デジタル系であと確認しておくこととして割込みがありました。DSPの本来の処理はサンプリング間隔の一定のタイムスロット内で完了させるものであり、それに必要な周期割込みが機能するかやってみます。
ADSP-2101の割込み要因はハード割込み3本、シリアル送受信、内蔵タイマがありそれぞれのベクタテーブルは固定されています。

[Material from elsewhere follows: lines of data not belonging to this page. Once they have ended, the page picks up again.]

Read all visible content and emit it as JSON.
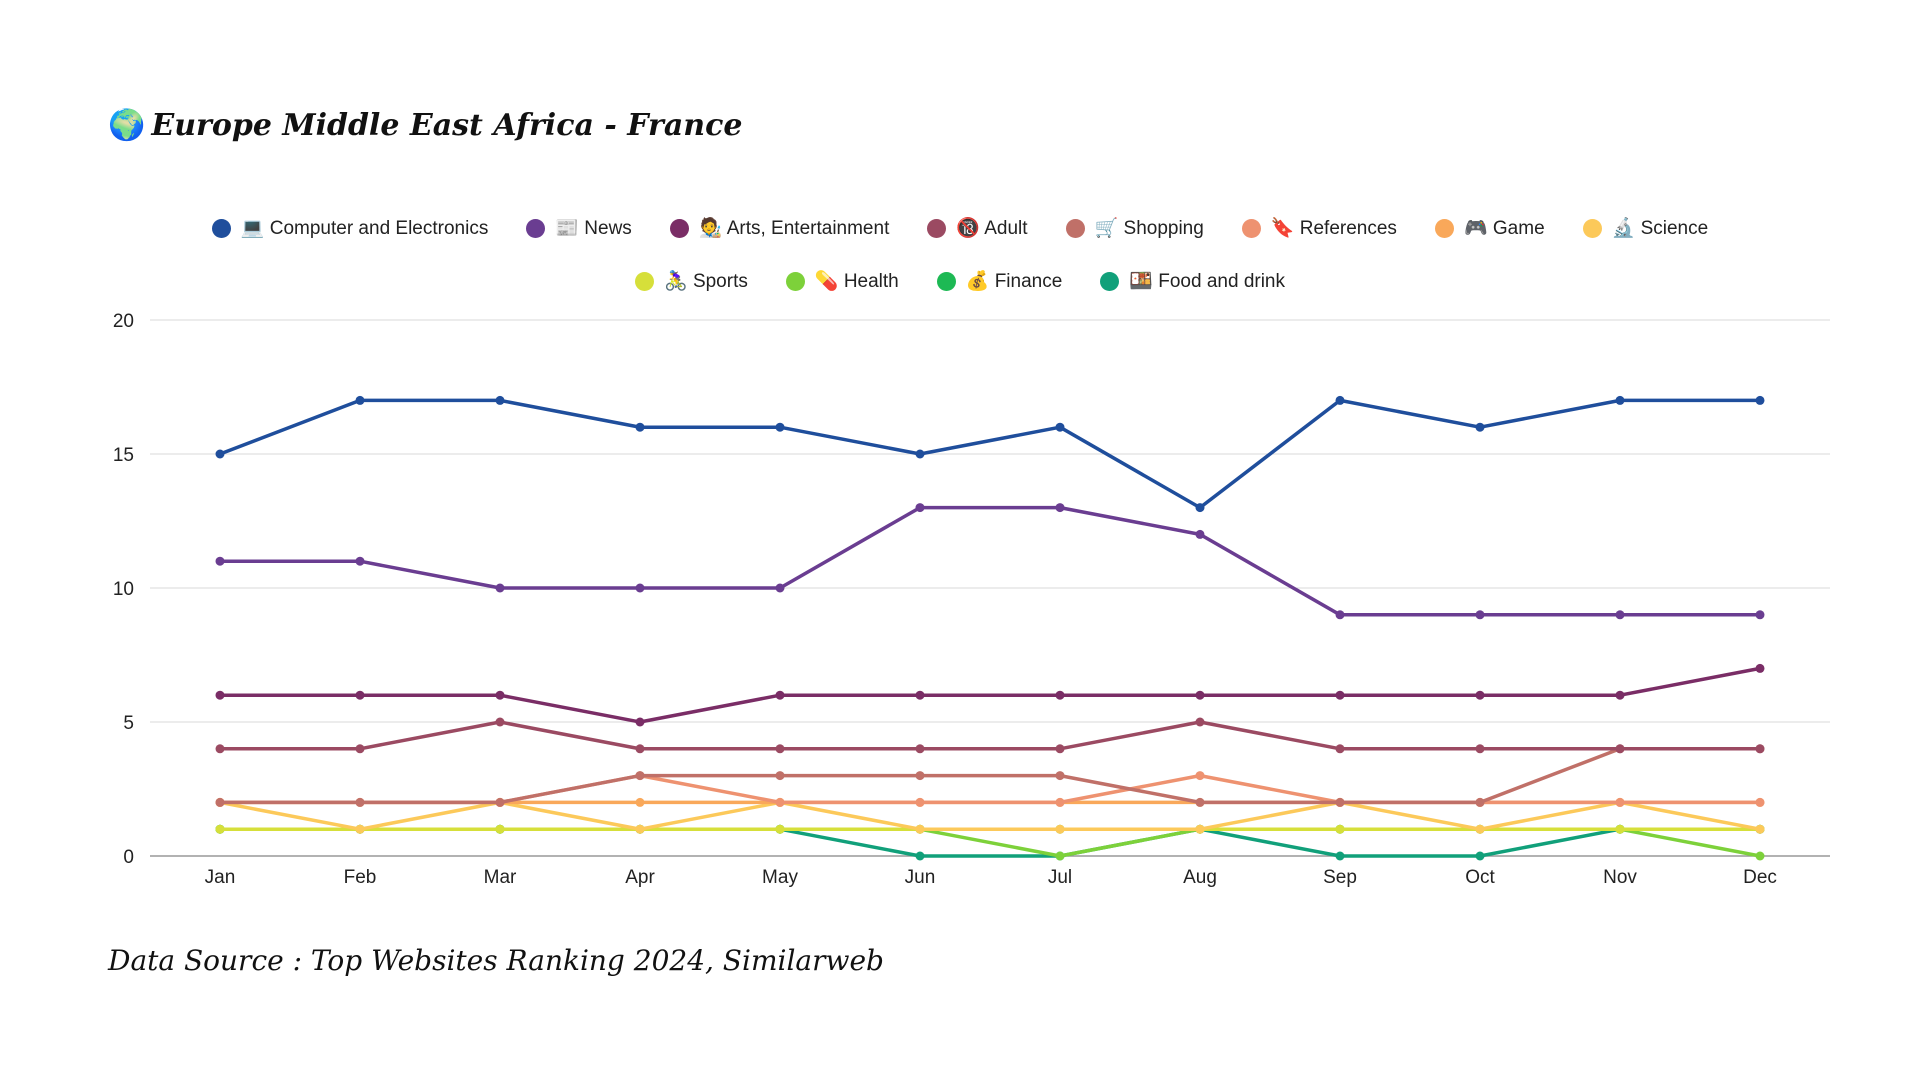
{
  "title_icon": "🌍",
  "title_text": "Europe Middle East Africa - France",
  "source_text": "Data Source : Top Websites Ranking 2024, Similarweb",
  "chart_data": {
    "type": "line",
    "title": "Europe Middle East Africa - France",
    "xlabel": "",
    "ylabel": "",
    "ylim": [
      0,
      20
    ],
    "yticks": [
      0,
      5,
      10,
      15,
      20
    ],
    "grid": true,
    "legend_position": "top-center",
    "categories": [
      "Jan",
      "Feb",
      "Mar",
      "Apr",
      "May",
      "Jun",
      "Jul",
      "Aug",
      "Sep",
      "Oct",
      "Nov",
      "Dec"
    ],
    "series": [
      {
        "name": "Computer and Electronics",
        "icon": "💻",
        "color": "#1f4e9c",
        "values": [
          15,
          17,
          17,
          16,
          16,
          15,
          16,
          13,
          17,
          16,
          17,
          17
        ]
      },
      {
        "name": "News",
        "icon": "📰",
        "color": "#6a3d91",
        "values": [
          11,
          11,
          10,
          10,
          10,
          13,
          13,
          12,
          9,
          9,
          9,
          9
        ]
      },
      {
        "name": "Arts, Entertainment",
        "icon": "🧑‍🎨",
        "color": "#7a2d66",
        "values": [
          6,
          6,
          6,
          5,
          6,
          6,
          6,
          6,
          6,
          6,
          6,
          7
        ]
      },
      {
        "name": "Adult",
        "icon": "🔞",
        "color": "#9b4a62",
        "values": [
          4,
          4,
          5,
          4,
          4,
          4,
          4,
          5,
          4,
          4,
          4,
          4
        ]
      },
      {
        "name": "Shopping",
        "icon": "🛒",
        "color": "#c07068",
        "values": [
          2,
          2,
          2,
          3,
          3,
          3,
          3,
          2,
          2,
          2,
          4,
          4
        ]
      },
      {
        "name": "References",
        "icon": "🔖",
        "color": "#ee9270",
        "values": [
          2,
          2,
          2,
          3,
          2,
          2,
          2,
          3,
          2,
          2,
          2,
          2
        ]
      },
      {
        "name": "Game",
        "icon": "🎮",
        "color": "#f9a85a",
        "values": [
          2,
          2,
          2,
          2,
          2,
          2,
          2,
          2,
          2,
          2,
          2,
          2
        ]
      },
      {
        "name": "Science",
        "icon": "🔬",
        "color": "#fcc95a",
        "values": [
          2,
          1,
          2,
          1,
          2,
          1,
          1,
          1,
          2,
          1,
          2,
          1
        ]
      },
      {
        "name": "Sports",
        "icon": "🚴‍♀️",
        "color": "#d6df3a",
        "values": [
          1,
          1,
          1,
          1,
          1,
          1,
          1,
          1,
          1,
          1,
          1,
          1
        ]
      },
      {
        "name": "Health",
        "icon": "💊",
        "color": "#7dd13a",
        "values": [
          1,
          1,
          1,
          1,
          1,
          1,
          0,
          1,
          1,
          1,
          1,
          0
        ]
      },
      {
        "name": "Finance",
        "icon": "💰",
        "color": "#1db954",
        "values": [
          1,
          1,
          1,
          1,
          1,
          1,
          1,
          1,
          1,
          1,
          1,
          1
        ]
      },
      {
        "name": "Food and drink",
        "icon": "🍱",
        "color": "#11a07a",
        "values": [
          1,
          1,
          1,
          1,
          1,
          0,
          0,
          1,
          0,
          0,
          1,
          1
        ]
      }
    ]
  }
}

Z80や8085もそうですがリセットベクタと割込みベクタが並んでいて固定の場合、リセットベクタはROM領域(0ページ)になければならないのでアプリケーションに応じてベクタを書き換えるのには工夫がいります。ですがADSP-2101の場合はブートROMからRAMに展開されてから起動するので0ページにある割込みベクタテーブルを自由に書き換えができます。
・・と思ったのですが、割込みベクタテーブルに置くサービスルーチンのアドレスは割込み処理自体ではなく、ラップ関数(割込み処理本体に被さってレジスタ退避/復旧、RTIで戻る)を呼ばなければならないことがわかりました。しかもそのラップ関数の実体はCのランタイムライブラリの中にあり、ユーザプログラムとは別にビルドされているモニタではそのアドレスが判りません。
そこで苦肉の策として2段階のテーブルジャンプを行うことにします。
まずモニタ内にある0ページにロードされる本来のベクタテーブル。RAM上にあるユーザプログラムの仮ベクタへ飛ばします
ユーザプログラムの先頭にリンクされ、ラップ関数への実アドレスが解決しているベクタテーブル2。
この2種のベクタテーブルを介した制御の流れを図にしました。左は通常の電源ON起動時でモニタがらGコマンドでユーザプログラムを起動する場合でこれは単純です。
右はユーザプログラム実行中、①でタイマ割込みがかかった場合でタイマ割込みのハンドラが呼び出されて元のルーチンに戻るまでを示しています。